We need to work together as a community to create the door on which opportunity knocks.
“Income inequality” is one of the political buzz-phrases of the moment, and we’re bound to hear a lot more about it as the march to 2016 intensifies. Very few people dispute that it’s a growing problem in the U.S.—and in our own city. But if and how to do anything about it is a source of ongoing controversy.
Tennessee has recently been awarded the dubious distinction of making the list of “Top Ten Dumbest States.” And Chattanooga, it was recently reported, continues to lag behind other American cities in average wages. Both of these factors (education and income) have a major impact on “social mobility,” the ability to lift oneself from poverty to a better life.
On May 30, the Brookings Institute published an online article by Richard Reeves, Economic Fellow and Policy Director for the Center on Children and Families, based on his paper, “Planning the American Dream: The Case for an Office of Opportunity.” In it, Reeves presented a compelling argument that federal, state and local governments should consider creating a department or office charged with promoting social mobility.
Reeves lists three commitments that he believes need to be undertaken at all these levels:
• Institutionalize the Commitment to Mobility with an Office of Opportunity. “Improving social mobility rates is a long-term task, spanning many administrations and congresses. Giving mobility an institutional home—preferably in the form of an apolitical, bipartisan Office of Opportunity—should help maintain a commitment to the mobility cause over the longer term.”
• Select An Official Social Mobility Measure. “There are countless ways to assess rates of mobility,” says Reeves. “I propose a single, simple measure: the proportion of people moving from the bottom quintile of the income distribution as children, to one of the top two quintiles as an adult. This is a relative, income-based intergenerational measure which gets quite close, I think, to the moral intuition lying behind the political and public desire for greater social mobility: that people born on the bottom rung of the ladder should have a decent chance of getting towards the top. Right now, according to most analyses, that number is around 13 percent (while in a world of perfect mobility it would be 40 percent).” In other words, a way to gauge the so-called “level playing field.”
• Create a “Dashboard” of Leading Indicators of Mobility. “Closing the gap in school readiness at age 5 or narrowing the extraordinary differences by parents’ income in the chances of getting to a selective college will almost automatically improve the chances of escaping from the bottom rung of the income ladder,” says Reeves. He cites other factors that could be used, such as high school graduation rates and, later, “middle class by middle age.”

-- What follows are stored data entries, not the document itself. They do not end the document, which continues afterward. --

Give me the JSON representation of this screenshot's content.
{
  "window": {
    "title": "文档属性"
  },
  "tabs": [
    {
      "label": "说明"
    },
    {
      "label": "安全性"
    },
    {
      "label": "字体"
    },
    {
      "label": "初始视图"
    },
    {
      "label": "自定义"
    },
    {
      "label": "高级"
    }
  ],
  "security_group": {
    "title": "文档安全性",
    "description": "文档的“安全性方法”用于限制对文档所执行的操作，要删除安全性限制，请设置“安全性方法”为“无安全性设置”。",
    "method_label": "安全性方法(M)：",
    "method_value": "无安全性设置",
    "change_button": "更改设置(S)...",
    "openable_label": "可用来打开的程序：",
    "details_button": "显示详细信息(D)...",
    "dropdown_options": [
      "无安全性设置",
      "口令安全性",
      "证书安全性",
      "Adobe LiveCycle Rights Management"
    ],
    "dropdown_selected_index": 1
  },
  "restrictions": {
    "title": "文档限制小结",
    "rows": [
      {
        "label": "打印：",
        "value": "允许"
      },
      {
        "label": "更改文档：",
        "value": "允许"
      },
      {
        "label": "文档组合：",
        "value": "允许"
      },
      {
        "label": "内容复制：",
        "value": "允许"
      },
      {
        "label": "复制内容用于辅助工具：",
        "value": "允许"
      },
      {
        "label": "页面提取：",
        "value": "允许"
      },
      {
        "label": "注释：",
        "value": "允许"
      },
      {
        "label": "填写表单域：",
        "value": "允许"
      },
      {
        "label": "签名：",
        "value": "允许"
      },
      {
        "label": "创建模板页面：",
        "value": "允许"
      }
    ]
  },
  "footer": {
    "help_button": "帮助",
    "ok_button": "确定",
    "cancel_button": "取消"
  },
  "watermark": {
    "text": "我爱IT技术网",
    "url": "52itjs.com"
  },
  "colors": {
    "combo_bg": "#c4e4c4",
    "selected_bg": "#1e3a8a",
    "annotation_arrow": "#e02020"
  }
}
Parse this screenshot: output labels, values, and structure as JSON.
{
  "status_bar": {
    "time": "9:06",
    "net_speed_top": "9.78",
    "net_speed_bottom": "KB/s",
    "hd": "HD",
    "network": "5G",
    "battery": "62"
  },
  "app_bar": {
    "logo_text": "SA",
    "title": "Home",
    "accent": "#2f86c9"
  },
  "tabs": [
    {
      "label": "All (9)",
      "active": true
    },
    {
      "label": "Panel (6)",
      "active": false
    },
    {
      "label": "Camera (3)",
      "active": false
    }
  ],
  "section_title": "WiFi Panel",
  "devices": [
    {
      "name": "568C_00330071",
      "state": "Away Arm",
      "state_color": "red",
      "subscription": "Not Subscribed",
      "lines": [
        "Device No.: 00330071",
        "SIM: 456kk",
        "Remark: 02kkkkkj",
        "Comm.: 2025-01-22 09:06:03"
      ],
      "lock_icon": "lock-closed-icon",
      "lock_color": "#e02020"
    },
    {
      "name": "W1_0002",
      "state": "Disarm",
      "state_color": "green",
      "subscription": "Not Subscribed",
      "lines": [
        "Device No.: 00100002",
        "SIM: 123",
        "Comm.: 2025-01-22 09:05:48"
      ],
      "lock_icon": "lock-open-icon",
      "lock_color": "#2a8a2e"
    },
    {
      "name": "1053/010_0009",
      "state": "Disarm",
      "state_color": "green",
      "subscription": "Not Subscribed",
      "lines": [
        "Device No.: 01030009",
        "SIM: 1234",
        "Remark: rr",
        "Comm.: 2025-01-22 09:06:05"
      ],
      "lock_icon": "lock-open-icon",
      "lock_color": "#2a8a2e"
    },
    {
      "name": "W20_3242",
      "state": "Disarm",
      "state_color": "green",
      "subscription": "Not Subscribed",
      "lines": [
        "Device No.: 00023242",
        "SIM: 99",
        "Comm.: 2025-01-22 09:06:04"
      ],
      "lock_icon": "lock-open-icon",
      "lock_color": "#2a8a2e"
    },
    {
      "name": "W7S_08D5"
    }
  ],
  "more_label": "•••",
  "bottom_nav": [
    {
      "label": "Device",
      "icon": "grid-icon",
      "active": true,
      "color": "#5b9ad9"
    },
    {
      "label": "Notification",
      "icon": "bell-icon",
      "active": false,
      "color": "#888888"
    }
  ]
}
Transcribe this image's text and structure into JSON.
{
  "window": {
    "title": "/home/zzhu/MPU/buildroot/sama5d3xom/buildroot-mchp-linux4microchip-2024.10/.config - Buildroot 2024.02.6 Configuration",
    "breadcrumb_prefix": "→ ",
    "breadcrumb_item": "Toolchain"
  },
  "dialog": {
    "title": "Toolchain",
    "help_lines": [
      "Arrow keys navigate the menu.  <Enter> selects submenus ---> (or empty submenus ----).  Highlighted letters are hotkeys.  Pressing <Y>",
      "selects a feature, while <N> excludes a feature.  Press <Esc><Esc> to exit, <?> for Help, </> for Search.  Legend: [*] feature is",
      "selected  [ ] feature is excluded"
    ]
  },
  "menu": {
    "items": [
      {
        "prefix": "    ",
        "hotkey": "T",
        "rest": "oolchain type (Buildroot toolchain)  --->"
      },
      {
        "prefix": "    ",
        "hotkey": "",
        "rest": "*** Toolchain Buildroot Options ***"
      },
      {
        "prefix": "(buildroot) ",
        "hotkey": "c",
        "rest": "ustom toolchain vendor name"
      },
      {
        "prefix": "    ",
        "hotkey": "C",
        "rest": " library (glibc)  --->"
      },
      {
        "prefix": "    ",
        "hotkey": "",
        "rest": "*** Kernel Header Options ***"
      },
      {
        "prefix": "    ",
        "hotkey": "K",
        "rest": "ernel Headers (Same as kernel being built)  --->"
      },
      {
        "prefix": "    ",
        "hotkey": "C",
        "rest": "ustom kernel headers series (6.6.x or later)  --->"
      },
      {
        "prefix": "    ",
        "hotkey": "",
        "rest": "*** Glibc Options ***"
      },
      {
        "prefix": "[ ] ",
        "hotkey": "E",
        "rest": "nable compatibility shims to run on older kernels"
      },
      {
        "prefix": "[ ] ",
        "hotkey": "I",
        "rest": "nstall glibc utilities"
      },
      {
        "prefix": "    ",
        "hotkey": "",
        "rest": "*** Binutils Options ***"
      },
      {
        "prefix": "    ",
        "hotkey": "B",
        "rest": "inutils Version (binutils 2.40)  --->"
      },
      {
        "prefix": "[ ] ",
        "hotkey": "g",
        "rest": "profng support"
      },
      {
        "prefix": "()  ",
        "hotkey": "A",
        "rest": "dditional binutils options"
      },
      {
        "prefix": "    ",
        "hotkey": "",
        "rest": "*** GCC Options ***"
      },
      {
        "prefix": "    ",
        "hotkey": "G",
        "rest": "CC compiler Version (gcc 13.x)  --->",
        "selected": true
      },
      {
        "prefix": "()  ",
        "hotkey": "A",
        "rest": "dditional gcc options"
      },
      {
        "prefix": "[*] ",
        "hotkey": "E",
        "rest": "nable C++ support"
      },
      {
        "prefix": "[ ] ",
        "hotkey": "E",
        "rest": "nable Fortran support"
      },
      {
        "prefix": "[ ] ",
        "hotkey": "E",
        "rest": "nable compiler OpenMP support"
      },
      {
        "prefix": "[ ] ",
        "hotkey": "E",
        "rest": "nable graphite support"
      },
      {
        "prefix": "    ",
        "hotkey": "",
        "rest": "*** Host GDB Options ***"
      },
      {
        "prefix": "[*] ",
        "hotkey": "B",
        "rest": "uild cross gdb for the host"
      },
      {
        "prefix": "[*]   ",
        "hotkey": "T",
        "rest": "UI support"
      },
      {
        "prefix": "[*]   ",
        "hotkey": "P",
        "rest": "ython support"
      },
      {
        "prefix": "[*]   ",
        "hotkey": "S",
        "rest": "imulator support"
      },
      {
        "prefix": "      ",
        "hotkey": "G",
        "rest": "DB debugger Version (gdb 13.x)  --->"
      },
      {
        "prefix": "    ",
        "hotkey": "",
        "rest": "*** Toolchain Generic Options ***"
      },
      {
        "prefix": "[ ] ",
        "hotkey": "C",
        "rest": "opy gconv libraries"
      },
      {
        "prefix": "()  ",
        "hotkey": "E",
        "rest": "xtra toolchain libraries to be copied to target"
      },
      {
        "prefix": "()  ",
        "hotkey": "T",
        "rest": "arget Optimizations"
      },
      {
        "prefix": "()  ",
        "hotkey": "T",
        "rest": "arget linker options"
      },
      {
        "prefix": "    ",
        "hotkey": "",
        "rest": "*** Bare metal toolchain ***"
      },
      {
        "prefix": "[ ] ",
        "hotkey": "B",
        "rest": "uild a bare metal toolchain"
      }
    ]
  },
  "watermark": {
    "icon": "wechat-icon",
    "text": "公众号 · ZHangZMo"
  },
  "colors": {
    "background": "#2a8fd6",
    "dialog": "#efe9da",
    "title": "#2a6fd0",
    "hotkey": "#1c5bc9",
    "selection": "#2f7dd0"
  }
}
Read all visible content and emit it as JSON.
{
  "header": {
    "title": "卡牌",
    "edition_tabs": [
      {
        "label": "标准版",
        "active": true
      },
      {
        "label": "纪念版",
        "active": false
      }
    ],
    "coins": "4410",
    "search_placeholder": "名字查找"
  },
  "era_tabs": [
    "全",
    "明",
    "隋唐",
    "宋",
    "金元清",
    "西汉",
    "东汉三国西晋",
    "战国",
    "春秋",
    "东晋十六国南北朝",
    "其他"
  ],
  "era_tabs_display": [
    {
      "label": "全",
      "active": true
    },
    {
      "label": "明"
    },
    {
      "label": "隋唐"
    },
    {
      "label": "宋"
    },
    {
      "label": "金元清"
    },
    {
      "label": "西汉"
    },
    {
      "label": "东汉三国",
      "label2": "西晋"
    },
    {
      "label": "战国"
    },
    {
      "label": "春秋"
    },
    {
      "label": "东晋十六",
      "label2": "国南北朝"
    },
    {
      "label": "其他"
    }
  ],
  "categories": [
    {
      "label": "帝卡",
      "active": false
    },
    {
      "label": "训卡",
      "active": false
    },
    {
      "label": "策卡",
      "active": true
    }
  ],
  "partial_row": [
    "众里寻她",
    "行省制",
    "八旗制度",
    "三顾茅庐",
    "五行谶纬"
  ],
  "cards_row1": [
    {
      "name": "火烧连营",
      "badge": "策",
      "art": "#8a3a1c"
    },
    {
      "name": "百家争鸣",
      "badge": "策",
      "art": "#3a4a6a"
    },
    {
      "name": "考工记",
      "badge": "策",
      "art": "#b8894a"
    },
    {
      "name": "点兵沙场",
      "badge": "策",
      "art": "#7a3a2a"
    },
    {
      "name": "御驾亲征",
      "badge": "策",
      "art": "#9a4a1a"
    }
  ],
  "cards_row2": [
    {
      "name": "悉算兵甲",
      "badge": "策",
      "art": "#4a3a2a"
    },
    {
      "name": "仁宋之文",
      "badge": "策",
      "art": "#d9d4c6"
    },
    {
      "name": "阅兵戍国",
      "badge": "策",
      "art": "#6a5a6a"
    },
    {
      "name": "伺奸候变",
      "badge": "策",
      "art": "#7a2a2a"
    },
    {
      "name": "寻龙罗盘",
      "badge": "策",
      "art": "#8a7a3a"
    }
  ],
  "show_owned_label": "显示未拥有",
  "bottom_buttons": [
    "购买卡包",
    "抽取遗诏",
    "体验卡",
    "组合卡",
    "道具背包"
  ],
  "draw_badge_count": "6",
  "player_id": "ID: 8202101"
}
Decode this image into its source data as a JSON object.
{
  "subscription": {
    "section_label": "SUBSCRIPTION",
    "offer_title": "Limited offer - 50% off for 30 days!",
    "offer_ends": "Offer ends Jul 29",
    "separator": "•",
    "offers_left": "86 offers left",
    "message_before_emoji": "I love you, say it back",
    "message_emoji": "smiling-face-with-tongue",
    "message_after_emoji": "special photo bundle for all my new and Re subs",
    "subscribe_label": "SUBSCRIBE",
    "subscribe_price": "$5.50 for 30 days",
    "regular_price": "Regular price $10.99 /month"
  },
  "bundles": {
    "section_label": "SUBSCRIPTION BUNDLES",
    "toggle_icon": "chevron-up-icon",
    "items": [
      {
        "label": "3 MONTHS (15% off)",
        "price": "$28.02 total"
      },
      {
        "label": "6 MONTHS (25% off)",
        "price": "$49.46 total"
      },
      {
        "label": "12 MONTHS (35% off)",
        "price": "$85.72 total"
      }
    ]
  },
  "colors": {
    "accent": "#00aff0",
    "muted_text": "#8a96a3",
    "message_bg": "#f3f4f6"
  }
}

In Mayor Andy Berke’s proposed budget, both the “Baby College” concept and the program to address the problem of the digital divide can directly impact the lack of social mobility in Chattanooga.
We urge the mayor, however, to give serious consideration to the idea of an Office of Opportunity, as described by Reeves. A mind, as the old public service announcement used to say, is a terrible thing to waste.
And there are far too many valuable minds going to waste in our community.